Jeudi 24 janvier 2019. Les Congolais de l’intérieur comme ceux de l’étranger n’oublieront pas cette date. C’est le jour où ils ont suivi la cérémonie d’investiture du « nouveau Président élu » Félix Tshisekedi Tshilombo, 55 ans.

Tout en regrettant le caractère « chaotique » de cette consultation électorale, certains d’entre eux assurent avoir vécu un « moment historique ». C’est la première fois, disent-ils, qu’ils aient eu l’occasion d’assister, dans leur pays, à une « passation de pouvoir civilisée », selon la formule consacrée, entre un Président sortant et un Président entrant. La quête de la « vérité des urnes » et les grincements de dents dans le camp de la coalition « Lamuka » sont quasiment oubliés. Comme pour dire que la paix n’a pas de prix.

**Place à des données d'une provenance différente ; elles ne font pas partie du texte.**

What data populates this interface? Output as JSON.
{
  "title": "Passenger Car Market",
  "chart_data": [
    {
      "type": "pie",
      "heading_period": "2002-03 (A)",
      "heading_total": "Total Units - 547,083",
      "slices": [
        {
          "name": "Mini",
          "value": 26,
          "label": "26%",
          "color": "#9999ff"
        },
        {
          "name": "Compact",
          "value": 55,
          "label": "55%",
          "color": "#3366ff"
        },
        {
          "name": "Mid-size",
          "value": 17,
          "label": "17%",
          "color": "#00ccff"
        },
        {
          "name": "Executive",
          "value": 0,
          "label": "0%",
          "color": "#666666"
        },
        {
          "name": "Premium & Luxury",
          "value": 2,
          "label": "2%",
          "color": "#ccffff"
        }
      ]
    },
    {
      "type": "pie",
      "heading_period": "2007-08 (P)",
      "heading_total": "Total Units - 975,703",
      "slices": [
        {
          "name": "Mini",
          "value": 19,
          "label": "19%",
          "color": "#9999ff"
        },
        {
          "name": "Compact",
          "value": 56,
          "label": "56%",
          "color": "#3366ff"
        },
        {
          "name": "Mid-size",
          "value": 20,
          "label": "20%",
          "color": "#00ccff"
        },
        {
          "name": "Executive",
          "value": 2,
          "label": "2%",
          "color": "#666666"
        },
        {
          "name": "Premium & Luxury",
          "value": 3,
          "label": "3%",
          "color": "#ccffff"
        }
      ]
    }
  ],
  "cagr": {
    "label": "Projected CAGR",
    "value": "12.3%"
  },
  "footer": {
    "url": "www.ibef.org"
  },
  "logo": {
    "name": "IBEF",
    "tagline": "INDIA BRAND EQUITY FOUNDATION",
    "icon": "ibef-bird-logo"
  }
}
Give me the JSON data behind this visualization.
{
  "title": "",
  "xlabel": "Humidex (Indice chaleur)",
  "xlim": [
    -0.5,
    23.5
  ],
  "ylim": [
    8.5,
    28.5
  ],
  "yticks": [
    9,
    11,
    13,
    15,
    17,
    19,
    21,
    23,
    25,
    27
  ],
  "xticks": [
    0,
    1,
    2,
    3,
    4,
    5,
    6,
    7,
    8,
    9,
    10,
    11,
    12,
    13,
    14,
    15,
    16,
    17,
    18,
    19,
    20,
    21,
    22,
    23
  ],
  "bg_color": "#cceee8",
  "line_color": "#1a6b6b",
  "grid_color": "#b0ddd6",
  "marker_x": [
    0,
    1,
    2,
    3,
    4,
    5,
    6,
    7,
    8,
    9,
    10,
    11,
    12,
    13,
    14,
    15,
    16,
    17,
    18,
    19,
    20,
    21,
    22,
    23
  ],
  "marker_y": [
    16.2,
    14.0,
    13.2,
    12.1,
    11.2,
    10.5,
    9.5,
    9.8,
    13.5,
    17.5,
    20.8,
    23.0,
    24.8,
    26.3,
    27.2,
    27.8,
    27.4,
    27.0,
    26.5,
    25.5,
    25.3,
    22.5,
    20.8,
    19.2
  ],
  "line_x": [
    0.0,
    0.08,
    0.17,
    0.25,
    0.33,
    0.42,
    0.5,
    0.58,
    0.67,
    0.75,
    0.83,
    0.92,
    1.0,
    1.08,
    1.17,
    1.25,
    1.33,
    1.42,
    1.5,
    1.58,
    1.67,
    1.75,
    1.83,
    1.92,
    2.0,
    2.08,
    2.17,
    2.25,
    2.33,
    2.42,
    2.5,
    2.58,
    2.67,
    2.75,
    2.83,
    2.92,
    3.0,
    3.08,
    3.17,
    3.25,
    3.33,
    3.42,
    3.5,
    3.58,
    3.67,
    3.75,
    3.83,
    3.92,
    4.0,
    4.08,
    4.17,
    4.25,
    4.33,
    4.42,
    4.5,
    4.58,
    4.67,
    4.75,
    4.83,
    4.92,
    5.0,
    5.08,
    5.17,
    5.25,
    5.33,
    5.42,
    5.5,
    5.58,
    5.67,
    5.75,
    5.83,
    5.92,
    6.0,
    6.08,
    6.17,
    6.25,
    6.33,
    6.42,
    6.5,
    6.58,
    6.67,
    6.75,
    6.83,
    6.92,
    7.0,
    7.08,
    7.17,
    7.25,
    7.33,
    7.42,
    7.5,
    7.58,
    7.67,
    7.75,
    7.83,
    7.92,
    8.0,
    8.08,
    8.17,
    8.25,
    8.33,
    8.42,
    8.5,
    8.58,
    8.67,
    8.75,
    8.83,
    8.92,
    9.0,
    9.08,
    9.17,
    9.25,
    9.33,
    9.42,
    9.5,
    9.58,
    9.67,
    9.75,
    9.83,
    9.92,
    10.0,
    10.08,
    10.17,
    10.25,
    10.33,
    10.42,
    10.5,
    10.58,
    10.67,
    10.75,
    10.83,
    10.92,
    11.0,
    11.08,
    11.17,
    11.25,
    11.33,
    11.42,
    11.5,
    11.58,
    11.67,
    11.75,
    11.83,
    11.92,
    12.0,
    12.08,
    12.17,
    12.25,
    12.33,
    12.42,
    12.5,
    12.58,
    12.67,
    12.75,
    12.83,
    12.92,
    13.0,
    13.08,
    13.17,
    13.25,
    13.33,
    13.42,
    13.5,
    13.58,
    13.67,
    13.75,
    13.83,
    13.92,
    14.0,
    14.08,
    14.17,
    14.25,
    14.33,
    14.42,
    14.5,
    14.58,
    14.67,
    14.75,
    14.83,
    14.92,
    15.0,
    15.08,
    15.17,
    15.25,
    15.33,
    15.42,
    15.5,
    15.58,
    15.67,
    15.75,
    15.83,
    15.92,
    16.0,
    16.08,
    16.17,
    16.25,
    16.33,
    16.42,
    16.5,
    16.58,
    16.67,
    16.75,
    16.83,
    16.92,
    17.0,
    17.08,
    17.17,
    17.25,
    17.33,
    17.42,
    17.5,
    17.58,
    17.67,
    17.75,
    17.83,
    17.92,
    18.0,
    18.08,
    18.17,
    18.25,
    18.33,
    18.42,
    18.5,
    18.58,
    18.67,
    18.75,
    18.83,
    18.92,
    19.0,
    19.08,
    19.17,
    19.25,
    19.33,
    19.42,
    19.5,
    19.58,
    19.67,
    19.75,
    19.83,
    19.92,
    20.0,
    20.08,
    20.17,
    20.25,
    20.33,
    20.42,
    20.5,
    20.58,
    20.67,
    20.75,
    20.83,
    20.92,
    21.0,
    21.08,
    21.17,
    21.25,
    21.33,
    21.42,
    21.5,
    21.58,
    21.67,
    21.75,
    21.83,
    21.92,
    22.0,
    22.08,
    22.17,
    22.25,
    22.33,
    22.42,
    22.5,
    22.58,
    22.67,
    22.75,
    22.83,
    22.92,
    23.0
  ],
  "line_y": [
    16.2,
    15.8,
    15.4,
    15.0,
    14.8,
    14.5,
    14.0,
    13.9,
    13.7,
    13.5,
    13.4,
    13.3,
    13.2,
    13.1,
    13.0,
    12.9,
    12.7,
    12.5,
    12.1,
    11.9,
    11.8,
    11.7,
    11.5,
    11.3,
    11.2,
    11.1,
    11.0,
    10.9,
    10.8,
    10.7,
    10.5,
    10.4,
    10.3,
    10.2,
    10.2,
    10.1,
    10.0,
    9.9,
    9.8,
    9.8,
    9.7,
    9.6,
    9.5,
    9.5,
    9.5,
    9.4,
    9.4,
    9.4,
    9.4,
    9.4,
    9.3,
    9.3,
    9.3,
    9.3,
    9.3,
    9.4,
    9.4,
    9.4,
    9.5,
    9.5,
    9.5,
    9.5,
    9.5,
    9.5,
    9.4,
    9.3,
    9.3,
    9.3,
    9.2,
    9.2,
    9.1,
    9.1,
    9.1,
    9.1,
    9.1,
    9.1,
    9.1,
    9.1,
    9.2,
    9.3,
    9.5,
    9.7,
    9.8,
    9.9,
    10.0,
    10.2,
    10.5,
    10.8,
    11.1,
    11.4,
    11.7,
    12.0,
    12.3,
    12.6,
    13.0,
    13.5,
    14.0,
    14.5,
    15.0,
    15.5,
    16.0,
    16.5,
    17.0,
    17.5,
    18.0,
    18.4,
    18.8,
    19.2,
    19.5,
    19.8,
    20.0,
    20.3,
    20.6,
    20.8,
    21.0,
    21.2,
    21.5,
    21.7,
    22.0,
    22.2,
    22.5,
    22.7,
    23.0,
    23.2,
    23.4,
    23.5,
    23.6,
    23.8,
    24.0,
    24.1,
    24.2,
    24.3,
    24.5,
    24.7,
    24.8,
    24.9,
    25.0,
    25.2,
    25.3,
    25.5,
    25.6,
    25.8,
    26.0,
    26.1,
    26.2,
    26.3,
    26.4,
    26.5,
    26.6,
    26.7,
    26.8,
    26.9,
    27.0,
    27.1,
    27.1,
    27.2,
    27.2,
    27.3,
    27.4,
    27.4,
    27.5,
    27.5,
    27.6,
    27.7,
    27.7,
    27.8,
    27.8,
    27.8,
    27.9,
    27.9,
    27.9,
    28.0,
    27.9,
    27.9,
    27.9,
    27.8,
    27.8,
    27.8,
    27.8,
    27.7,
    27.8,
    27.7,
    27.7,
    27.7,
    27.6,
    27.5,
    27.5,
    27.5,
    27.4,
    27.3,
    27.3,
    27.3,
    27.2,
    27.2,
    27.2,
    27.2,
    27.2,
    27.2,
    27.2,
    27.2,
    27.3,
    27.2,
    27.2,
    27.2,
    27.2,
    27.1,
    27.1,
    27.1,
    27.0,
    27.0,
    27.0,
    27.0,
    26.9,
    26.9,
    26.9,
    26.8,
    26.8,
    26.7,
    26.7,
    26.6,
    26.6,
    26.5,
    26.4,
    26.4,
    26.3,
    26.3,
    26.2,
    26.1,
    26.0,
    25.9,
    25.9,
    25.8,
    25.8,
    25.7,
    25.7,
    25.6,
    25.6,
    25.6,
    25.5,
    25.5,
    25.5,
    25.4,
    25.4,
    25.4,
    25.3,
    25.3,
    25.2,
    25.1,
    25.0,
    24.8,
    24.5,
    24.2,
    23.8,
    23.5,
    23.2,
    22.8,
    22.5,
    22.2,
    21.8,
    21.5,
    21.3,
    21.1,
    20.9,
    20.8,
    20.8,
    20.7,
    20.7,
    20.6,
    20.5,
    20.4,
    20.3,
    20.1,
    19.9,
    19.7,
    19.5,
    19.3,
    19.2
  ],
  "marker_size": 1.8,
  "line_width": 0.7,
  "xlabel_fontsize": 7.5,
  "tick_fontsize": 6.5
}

Les Congolais de l’intérieur comme ceux de l’étranger ont suivi avec une certaine émotion le « malaise vagal » qui avait tétanisé un moment le successeur de « Joseph Kabila » en pleine lecture de son allocution. Bien que le suspens n’ait duré que moins d’un quart d’heure, des analystes estiment que le président Tshisekedi Tshilombo devrait prendre au sérieux cette « alerte ». « Je lui conseillerais de ne pas négliger ce qui ressemble bien à une sonnette d’alarme sanitaire, estime Frédéric Boyenga Bofala. Il devrait consulter un spécialiste afin de subir des examens approfondis ».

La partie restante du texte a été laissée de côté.